The group lacks the numbers of white parents adopting black children. But officials chalk up the difference mostly to the outsize numbers of black children available for adoption—about 78 percent of the available children in Cuyahoga County’s custody.
Nationwide, 8 percent of white children in public custody were adopted by black or interracial couples in 2004, the latest year available. About 26 percent of black children were adopted by white parents, according to the U.S. Department of Health and Human Services.
The rates have been much closer in Cuyahoga County the past two years: 14 percent of white children were adopted by black or interracial parents; 17 percent of black children were adopted by white parents.
Historical data is scarce, but those who work in adoptions say more black couples appear to be adopting white children.
“It’s part of globalization and the trends for multiculturalism, and that’s a good thing,” said Karen Anderson, adoption director of Bellefaire JCB in Shaker Heights.
In 1994, a federal law gave preference to same-race matches. But a 1996 amendment banned racial considerations unless they are raised by the parents seeking to adopt.
Adoption workers say black parents seldom ask for white children in general but usually accept them in the particular. And a few white children ask for black parents because of good experiences in foster care or friendships.
A white teenager in Cuyahoga’s custody recently asked for a black family, thinking they would accept her mostly black friends.
The law requires children’s racial preferences to be evaluated to see if they meet valid personal needs. The Cuyahoga teen’s preference passed the test.
Adoption workers say some parents of either race prefer black children to help meet the greater need. Few black parents prefer white children, but many get them through foster placements, often emergency ones, which are made more randomly than adoptions. Some of these pairings bloom.
Black parents say they face some unique challenges in raising white children. Start with nosy strangers.
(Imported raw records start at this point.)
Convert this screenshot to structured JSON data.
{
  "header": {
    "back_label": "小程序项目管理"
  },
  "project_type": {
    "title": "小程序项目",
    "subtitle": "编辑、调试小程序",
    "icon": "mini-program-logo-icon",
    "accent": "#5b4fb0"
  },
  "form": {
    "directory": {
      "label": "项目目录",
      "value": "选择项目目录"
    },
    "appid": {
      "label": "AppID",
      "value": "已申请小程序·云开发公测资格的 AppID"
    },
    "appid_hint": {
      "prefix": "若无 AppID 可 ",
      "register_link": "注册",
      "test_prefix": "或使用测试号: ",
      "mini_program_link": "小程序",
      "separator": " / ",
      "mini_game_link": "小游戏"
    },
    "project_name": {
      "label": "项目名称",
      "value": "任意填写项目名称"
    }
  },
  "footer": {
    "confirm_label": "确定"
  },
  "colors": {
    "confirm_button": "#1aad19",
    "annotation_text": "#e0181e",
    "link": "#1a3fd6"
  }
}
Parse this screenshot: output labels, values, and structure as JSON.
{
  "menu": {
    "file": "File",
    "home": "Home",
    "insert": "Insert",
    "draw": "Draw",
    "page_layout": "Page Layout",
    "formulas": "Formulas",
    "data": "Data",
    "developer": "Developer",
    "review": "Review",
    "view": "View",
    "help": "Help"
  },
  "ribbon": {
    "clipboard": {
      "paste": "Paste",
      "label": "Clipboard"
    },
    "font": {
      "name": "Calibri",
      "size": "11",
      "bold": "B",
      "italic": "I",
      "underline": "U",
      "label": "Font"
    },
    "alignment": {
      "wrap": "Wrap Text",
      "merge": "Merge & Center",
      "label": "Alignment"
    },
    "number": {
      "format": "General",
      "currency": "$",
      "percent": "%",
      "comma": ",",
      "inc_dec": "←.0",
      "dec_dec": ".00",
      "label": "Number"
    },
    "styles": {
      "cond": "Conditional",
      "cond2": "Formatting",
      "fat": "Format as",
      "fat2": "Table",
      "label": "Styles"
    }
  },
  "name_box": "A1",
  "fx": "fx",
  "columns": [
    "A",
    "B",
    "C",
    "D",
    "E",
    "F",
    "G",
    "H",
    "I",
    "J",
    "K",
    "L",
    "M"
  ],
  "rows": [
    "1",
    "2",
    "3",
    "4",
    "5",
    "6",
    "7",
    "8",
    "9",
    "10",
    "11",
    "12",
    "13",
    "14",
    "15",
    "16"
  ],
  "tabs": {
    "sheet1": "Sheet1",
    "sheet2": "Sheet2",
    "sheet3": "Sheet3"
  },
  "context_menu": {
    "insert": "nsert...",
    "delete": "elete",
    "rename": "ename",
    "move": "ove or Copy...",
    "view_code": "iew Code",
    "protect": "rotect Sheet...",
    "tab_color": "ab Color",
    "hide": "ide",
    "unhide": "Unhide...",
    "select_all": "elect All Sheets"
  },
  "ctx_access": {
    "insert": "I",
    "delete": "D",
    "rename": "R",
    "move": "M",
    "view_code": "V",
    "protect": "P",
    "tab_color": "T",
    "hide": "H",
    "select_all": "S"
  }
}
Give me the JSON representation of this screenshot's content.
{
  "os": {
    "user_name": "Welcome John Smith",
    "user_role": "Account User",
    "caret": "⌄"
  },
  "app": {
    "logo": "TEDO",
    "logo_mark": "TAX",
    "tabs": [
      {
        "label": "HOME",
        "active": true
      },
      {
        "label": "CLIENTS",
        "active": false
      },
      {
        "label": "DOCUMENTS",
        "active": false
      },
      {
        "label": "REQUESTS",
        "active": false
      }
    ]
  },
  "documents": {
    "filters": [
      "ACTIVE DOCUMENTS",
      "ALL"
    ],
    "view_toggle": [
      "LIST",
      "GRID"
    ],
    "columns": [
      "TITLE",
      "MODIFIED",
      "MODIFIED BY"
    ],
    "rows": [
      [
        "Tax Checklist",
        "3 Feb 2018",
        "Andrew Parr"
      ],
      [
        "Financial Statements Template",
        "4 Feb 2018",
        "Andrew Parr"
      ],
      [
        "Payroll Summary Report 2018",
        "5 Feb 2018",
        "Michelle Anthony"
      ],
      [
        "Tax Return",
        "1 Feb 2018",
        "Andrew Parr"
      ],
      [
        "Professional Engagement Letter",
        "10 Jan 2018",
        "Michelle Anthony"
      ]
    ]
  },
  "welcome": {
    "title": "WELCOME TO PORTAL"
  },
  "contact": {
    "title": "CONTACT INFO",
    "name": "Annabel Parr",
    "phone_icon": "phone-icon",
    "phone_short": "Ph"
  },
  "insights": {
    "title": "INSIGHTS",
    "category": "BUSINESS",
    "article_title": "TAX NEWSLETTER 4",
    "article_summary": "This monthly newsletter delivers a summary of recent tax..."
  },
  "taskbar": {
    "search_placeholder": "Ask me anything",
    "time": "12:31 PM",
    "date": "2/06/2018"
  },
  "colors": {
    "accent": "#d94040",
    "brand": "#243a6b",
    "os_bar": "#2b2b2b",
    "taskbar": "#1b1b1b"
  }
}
Stokes said a traffic cop once grilled her in the back of the cruiser about her adopted children, who are of different races. Fortunately, she had James’ paperwork in his diaper bag, just in case.
Some black parents say they hesitated to adopt white children for fear of exposing them to such bigotry.
Black parents encourage white children to learn both cultures. Cathryn Thompson, 9, of Canton, celebrates her Irish blood by wearing green on St. Patrick’s Day, even at the family’s Baptist church.
Some agencies offer training to prospective white couples seeking to adopt black children, but black parents raising white children may have to learn by trial and error.
Stokes’ son James got sunburned before she learned to protect him. And his hair went wild until she learned to wet it down.
Adoption workers say most of these blended families live in somewhat integrated neighborhoods, which helps them to fit in.
For all the challenges, workers say most adoptions succeed regardless of racial combinations. It helps that families are increasingly frank about adoption, which explains any contrasts in color.